The first of these - a action game called El Shaddai, inspired by the Book of Enoch - is due for release later this year.
But Piers Harding-Rolls, an analyst with Screen Digest, said that it was a "tough market" to launch new brands.
Mr Screwvala told BBC News that UTV was expanding into the global games market, as it was the next logical step for the firm.
"In India, we are already the number one movie studio in the country and we have five genre specific television channels too," he said.
"We were looking where we could drive content and the creation of intellectual property (IP) content, because that is where we believe maximum wealth can be derived.
"And that is where games came up. We looked at the geography, there were limitations where India is concerned - except for mobile platforms - and so we needed to expand our market.
Mr Screwvala said that his firm made a number of acquisitions two years ago, buying up an Indian development studio specialising in mobile gaming, UK developer Ignition and has set up a separate development studio in Gainesville, Florida.
The firm has three console titles currently in development and is now looking to secure a distributor before the games are released.
Mr Harding-Rolls said that releasing new IP into a mature market was not without risk.
"When you get past a certain stage in a consoles lifecycle, the titles that work tend to be sequels and reworking of existing contents," he said.
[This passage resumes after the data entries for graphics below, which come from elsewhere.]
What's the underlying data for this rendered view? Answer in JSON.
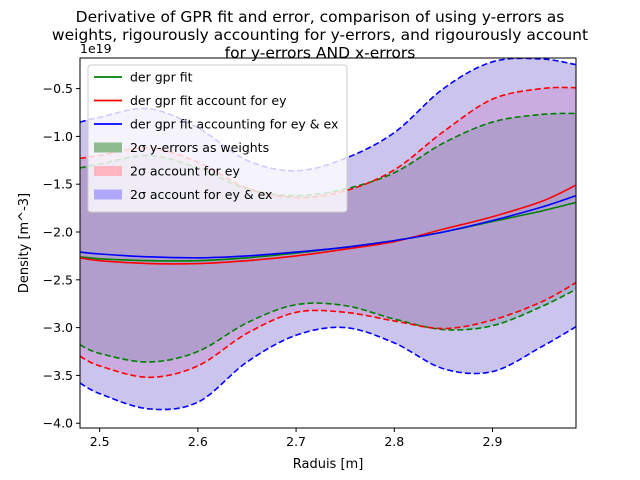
{
  "chart_data": {
    "type": "line",
    "title_lines": [
      "Derivative of GPR fit and error, comparison of using y-errors as",
      "weights, rigourously accounting for y-errors, and rigourously account",
      "for y-errors AND x-errors"
    ],
    "xlabel": "Raduis [m]",
    "ylabel": "Density [m^-3]",
    "y_offset_label": "1e19",
    "xlim": [
      2.48,
      2.985
    ],
    "ylim": [
      -4.05,
      -0.18
    ],
    "x_ticks": [
      2.5,
      2.6,
      2.7,
      2.8,
      2.9
    ],
    "x_tick_labels": [
      "2.5",
      "2.6",
      "2.7",
      "2.8",
      "2.9"
    ],
    "y_ticks": [
      -4.0,
      -3.5,
      -3.0,
      -2.5,
      -2.0,
      -1.5,
      -1.0,
      -0.5
    ],
    "y_tick_labels": [
      "−4.0",
      "−3.5",
      "−3.0",
      "−2.5",
      "−2.0",
      "−1.5",
      "−1.0",
      "−0.5"
    ],
    "grid": false,
    "legend_position": "top-left",
    "x": [
      2.48,
      2.5,
      2.55,
      2.6,
      2.65,
      2.7,
      2.75,
      2.8,
      2.85,
      2.9,
      2.95,
      2.985
    ],
    "series": [
      {
        "name": "der gpr fit",
        "color": "#008000",
        "values": [
          -2.26,
          -2.28,
          -2.3,
          -2.3,
          -2.27,
          -2.22,
          -2.16,
          -2.09,
          -2.0,
          -1.89,
          -1.78,
          -1.69
        ],
        "lower": [
          -3.18,
          -3.27,
          -3.36,
          -3.25,
          -2.95,
          -2.76,
          -2.77,
          -2.91,
          -3.02,
          -2.98,
          -2.78,
          -2.6
        ],
        "upper": [
          -1.33,
          -1.29,
          -1.2,
          -1.33,
          -1.55,
          -1.62,
          -1.55,
          -1.38,
          -1.07,
          -0.85,
          -0.77,
          -0.76
        ]
      },
      {
        "name": "der gpr fit account for ey",
        "color": "#ff0000",
        "values": [
          -2.27,
          -2.3,
          -2.33,
          -2.33,
          -2.3,
          -2.25,
          -2.18,
          -2.1,
          -1.97,
          -1.84,
          -1.68,
          -1.51
        ],
        "lower": [
          -3.3,
          -3.4,
          -3.52,
          -3.4,
          -3.06,
          -2.84,
          -2.84,
          -2.93,
          -3.01,
          -2.92,
          -2.73,
          -2.53
        ],
        "upper": [
          -1.23,
          -1.2,
          -1.12,
          -1.27,
          -1.54,
          -1.64,
          -1.57,
          -1.35,
          -0.95,
          -0.61,
          -0.5,
          -0.49
        ]
      },
      {
        "name": "der gpr fit accounting for ey & ex",
        "color": "#0000ff",
        "values": [
          -2.21,
          -2.23,
          -2.26,
          -2.27,
          -2.25,
          -2.21,
          -2.16,
          -2.09,
          -2.0,
          -1.88,
          -1.74,
          -1.62
        ],
        "lower": [
          -3.58,
          -3.69,
          -3.85,
          -3.78,
          -3.36,
          -3.08,
          -3.0,
          -3.16,
          -3.43,
          -3.46,
          -3.2,
          -2.99
        ],
        "upper": [
          -0.85,
          -0.8,
          -0.71,
          -0.91,
          -1.25,
          -1.36,
          -1.23,
          -0.96,
          -0.5,
          -0.22,
          -0.19,
          -0.25
        ]
      }
    ],
    "bands": [
      {
        "name": "2σ y-errors as weights",
        "series_index": 0,
        "fill": "#2e8b57",
        "opacity": 0.25
      },
      {
        "name": "2σ account for ey",
        "series_index": 1,
        "fill": "#ff69b4",
        "opacity": 0.25
      },
      {
        "name": "2σ account for ey & ex",
        "series_index": 2,
        "fill": "#6a5acd",
        "opacity": 0.35
      }
    ],
    "legend": [
      {
        "label": "der gpr fit",
        "kind": "line",
        "color": "#008000"
      },
      {
        "label": "der gpr fit account for ey",
        "kind": "line",
        "color": "#ff0000"
      },
      {
        "label": "der gpr fit accounting for ey & ex",
        "kind": "line",
        "color": "#0000ff"
      },
      {
        "label": "2σ y-errors as weights",
        "kind": "patch",
        "color": "#8fbc8f"
      },
      {
        "label": "2σ account for ey",
        "kind": "patch",
        "color": "#ffb6c1"
      },
      {
        "label": "2σ account for ey & ex",
        "kind": "patch",
        "color": "#b0a8ff"
      }
    ]
  }
}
This is due, in part, to brands being established in the minds of gamers.
"If you're coming fresh to the market, you are not going to get the benefit of that, because by the time they look to release potential sequels there could be a new console," he added.
Screen Digest thinks that there will be a new XBox and Wii by 2013 and 2014 for a new PlayStation, although they said that estimate would be "at the earliest".
"There's less money being spent on games compared to last year, but games are still selling and its a substantial market, albeit declined slightly year on year," said Mr Harding Rolls.
Despite rapid advances in India's infrastructure, education and training it still has little in the way of internal game development for consoles.
Mr Screwvala said this was due, in part, to a lack of cultural history in video gaming.
"India has yet to get into the cultural habit of video gaming," he said.
"And equally important is that the Indian psyche is not used to paying for content.
"People were very used to getting pirated copies at a fraction of the cost you would expect to pay in the west.
"To change that takes a decade, you are not going to change that overnight.
"In the mobile and online space, India has the potential to become a nation of gamers.
"But in the console space, this is unlikely due to the access point, because you need the hardware.
Mr Screwvala drew comparisons with China and Korea, where there is now a huge number of gamers, the vast majority of which play online - as opposed to console - games.
"The massive multiplayer concept is almost gambling like in the way it hooks people in and that is the way I see India get into gaming," he said.